Hence, Mohun Bagan had to become ATK Mohun Bagan and East Bengal had to be SC East Bengal, just to be financially ‘eligible’ to participate in the ISL. From age-old community institutions, these clubs have now become corporate entities, owned by prominent businessmen.
On the face of it, it’s a win-win situation for both parties. ISL, for the first time since its inception in 2014, can now boast of two true fan-based clubs. Perhaps a tad belatedly, flaunt one of world football’s most storied rivalries.
For Indian football’s ‘Big Two’ are not some Johnny-come-lately franchise who can disband or move base at the drop of a hat.
It also allows Bagan and EB to participate and win the country’s topmost competition, an obligation for them, irrespective of its nomenclature.
Their incorporation helps the ISL project a wholesome, no nonsense look.
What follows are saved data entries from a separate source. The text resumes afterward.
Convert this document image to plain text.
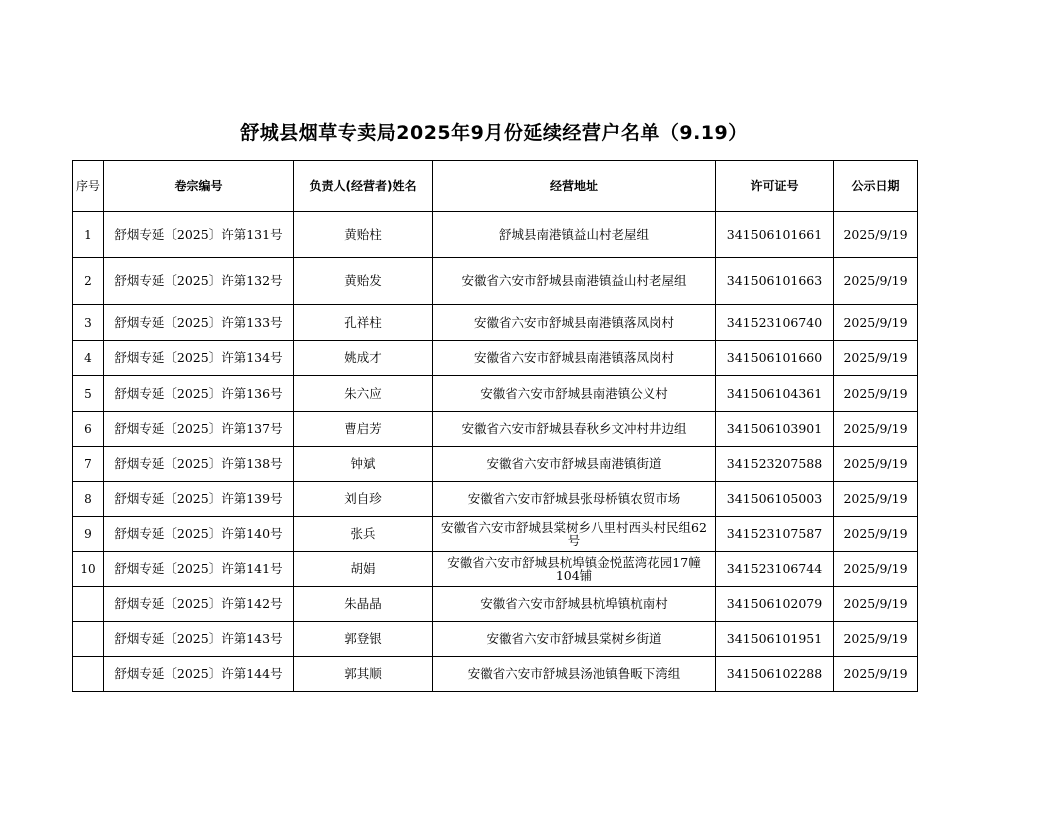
舒城县烟草专卖局2025年9月份延续经营户名单（9.19）
序号	卷宗编号	负责人(经营者)姓名	经营地址	许可证号	公示日期
1	舒烟专延〔2025〕许第131号	黄贻柱	舒城县南港镇益山村老屋组	341506101661	2025/9/19
2	舒烟专延〔2025〕许第132号	黄贻发	安徽省六安市舒城县南港镇益山村老屋组	341506101663	2025/9/19
3	舒烟专延〔2025〕许第133号	孔祥柱	安徽省六安市舒城县南港镇落凤岗村	341523106740	2025/9/19
4	舒烟专延〔2025〕许第134号	姚成才	安徽省六安市舒城县南港镇落凤岗村	341506101660	2025/9/19
5	舒烟专延〔2025〕许第136号	朱六应	安徽省六安市舒城县南港镇公义村	341506104361	2025/9/19
6	舒烟专延〔2025〕许第137号	曹启芳	安徽省六安市舒城县春秋乡文冲村井边组	341506103901	2025/9/19
7	舒烟专延〔2025〕许第138号	钟斌	安徽省六安市舒城县南港镇街道	341523207588	2025/9/19
8	舒烟专延〔2025〕许第139号	刘自珍	安徽省六安市舒城县张母桥镇农贸市场	341506105003	2025/9/19
9	舒烟专延〔2025〕许第140号	张兵	安徽省六安市舒城县棠树乡八里村西头村民组62号	341523107587	2025/9/19
10	舒烟专延〔2025〕许第141号	胡娟	安徽省六安市舒城县杭埠镇金悦蓝湾花园17幢104铺	341523106744	2025/9/19
	舒烟专延〔2025〕许第142号	朱晶晶	安徽省六安市舒城县杭埠镇杭南村	341506102079	2025/9/19
	舒烟专延〔2025〕许第143号	郭登银	安徽省六安市舒城县棠树乡街道	341506101951	2025/9/19
	舒烟专延〔2025〕许第144号	郭其顺	安徽省六安市舒城县汤池镇鲁畈下湾组	341506102288	2025/9/19
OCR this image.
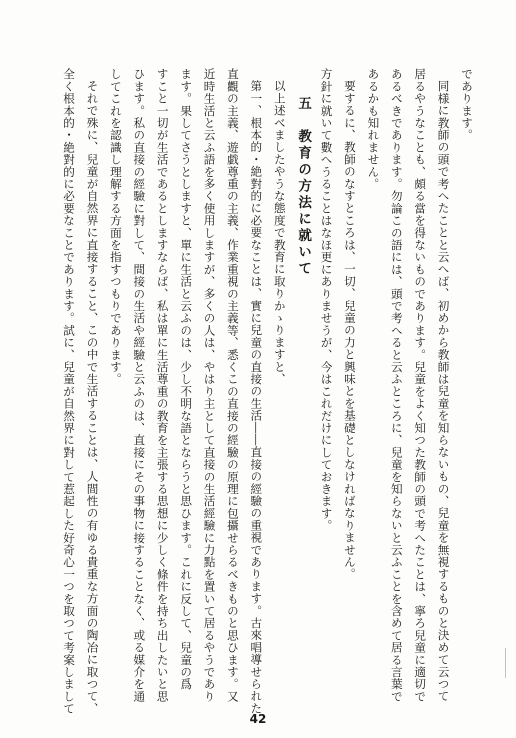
であります。
同様に教師の頭で考へたことと云へば、初めから教師は兒童を知らないもの、兒童を無視するものと決めて云つて
居るやうなことも、頗る當を得ないものであります。兒童をよく知つた教師の頭で考へたことは、寧ろ兒童に適切で
あるべきであります。勿論この語には、頭で考へると云ふところに、兒童を知らないと云ふことを含めて居る言葉で
あるかも知れません。
要するに、教師のなすところは、一切、兒童の力と興味とを基礎としなければなりません。
方針に就いて數へうることはなほ更にありませうが、今はこれだけにしておきます。
五　教育の方法に就いて
以上述べましたやうな態度で教育に取りかゝりますと、
第一、根本的・絶對的に必要なことは、實に兒童の直接の生活――直接の經驗の重視であります。古來唱導せられた
直觀の主義、遊戯尊重の主義、作業重視の主義等、悉くこの直接の經驗の原理に包攝せらるべきものと思ひます。又
近時生活と云ふ語を多く使用しますが、多くの人は、やはり主として直接の生活經驗に力點を置いて居るやうであり
ます。果してさうとしますと、單に生活と云ふのは、少し不明な語とならうと思ひます。これに反して、兒童の爲
すこと一切が生活であるとしますならば、私は單に生活尊重の教育を主張する思想に少しく條件を持ち出したいと思
ひます。私の直接の經驗に對して、間接の生活や經驗と云ふのは、直接にその事物に接することなく、或る媒介を通
してこれを認識し理解する方面を指すつもりであります。
それで殊に、兒童が自然界に直接すること、この中で生活することは、人間性の有ゆる貴重な方面の陶冶に取つて、
全く根本的・絶對的に必要なことであります。試に、兒童が自然界に對して惹起した好奇心一つを取つて考案しまして
42
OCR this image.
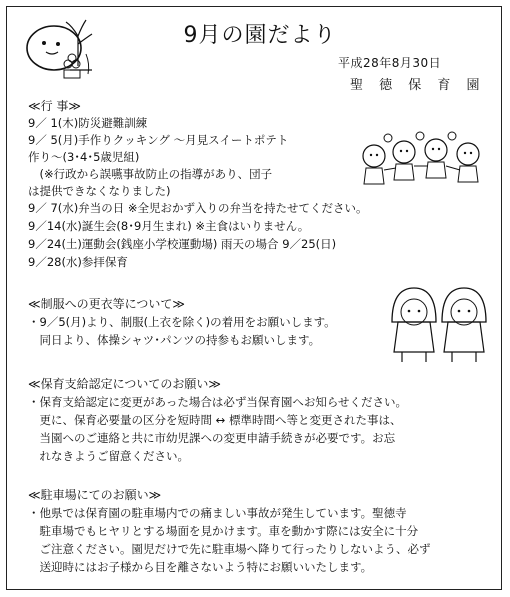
9月の園だより
平成28年8月30日
聖 徳 保 育 園
≪行 事≫
9／ 1(木)防災避難訓練
9／ 5(月)手作りクッキング ～月見スイートポテト
作り～(3･4･5歳児組)
　(※行政から誤嚥事故防止の指導があり、団子
は提供できなくなりました)
9／ 7(水)弁当の日 ※全児おかず入りの弁当を持たせてください。
9／14(水)誕生会(8･9月生まれ) ※主食はいりません。
9／24(土)運動会(銭座小学校運動場) 雨天の場合 9／25(日)
9／28(水)参拝保育
≪制服への更衣等について≫
・9／5(月)より、制服(上衣を除く)の着用をお願いします。
　同日より、体操シャツ･パンツの持参もお願いします。
≪保育支給認定についてのお願い≫
・保育支給認定に変更があった場合は必ず当保育園へお知らせください。
　更に、保育必要量の区分を短時間 ↔ 標準時間へ等と変更された事は、
　当園へのご連絡と共に市幼児課への変更申請手続きが必要です。お忘
　れなきようご留意ください。
≪駐車場にてのお願い≫
・他県では保育園の駐車場内での痛ましい事故が発生しています。聖徳寺
　駐車場でもヒヤリとする場面を見かけます。車を動かす際には安全に十分
　ご注意ください。園児だけで先に駐車場へ降りて行ったりしないよう、必ず
　送迎時にはお子様から目を離さないよう特にお願いいたします。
But would it be the panacea the closed league craves?
For all those fat pay cheques, high-profile footballers, Bollywood glamour, corporate mode of functioning, one could argue that it hasn’t really aided the national team’s fortune.
Neither has the high-stakes, relegation-exempt league offered a successful business model where corporate-backed franchises have ateast broken even or made profits on their annual multi-crore investment.
That the ISL’s defending champions chose to relinquish their club affiliation and become a mere brand name before Mohun Bagan – though only after gaining majority control in administration – is not an ideal advertisement for the league.
It was the third instance (in six years) that one of the league’s original eight franchises have shut shop. Seven of them have already changed their ownership structure at least once.
Cash-strapped Bagan and East Bengal had to swallow their pride and shape up to the economic demands of the league, relinquishing control over administration. Shortsighted and reluctant officials of these Maidan clubs have nobody but themselves to blame for their condition.
Not until now was the ISL wholeheartedly accepted in Kolkata, Indian football’s de facto capital, as a serious national league.
City-based ATK FC’s three triumphs in six years weren’t enough to form a dedicated fan following, compelling them to accept the characteristic green and maroon of Bagan as ATK Mohun Bagan’s primary colours along with the distinctive ‘sailing boat’ as the entity’s logo.
With restructured Bagan and East Bengal in their ranks now, ISL could expect chants of ‘masala league’ to die down.
AIFF’s marketing partners, who organise the ISL, could now hope for spontaneous public interest rather than orchestrated social media chatter they resorted to till now to engage its target audience.
They got a taste of real football fanaticism after airing a disastrous washing machine promotional video. Suggesting ATK Mohun Bagan as a continuation of ATK rather than Bagan’s new avatar through the “three stars” and “Champions 2019-20” insignia on their practice kit prompted a sustained online backlash from Bagan fans.
Re-airing the video after heavy editing, handing ATKMB a clean slate regarding statistical records and the green and maroon jersey flaunting only the word ‘Champions’ (denoting ATK’s ISL victory and Mohun Bagan’s I-League triumph) suggest ISL’s organisers have backtracked, possibly for the first time.
Despite this, they could still afford a wry smile as it is what they wanted all along – Mohun Bagan and East Bengal in ISL but on their terms.
Pity for the ISL that no fans would get a first-hand experience of it’s first ‘Kolkata Derby’ on November 27 because of the COVID-19 induced bio bubble in which matches would be played from Nov 20. TV viewership would skyrocket, a delightful news for ISL’s broadcasters.
Now that they have finally land the two big fish, it would be interesting to see how they handle all on-field and off-field baggages that inevitably come along with these two traditional Kolkata powerhouses.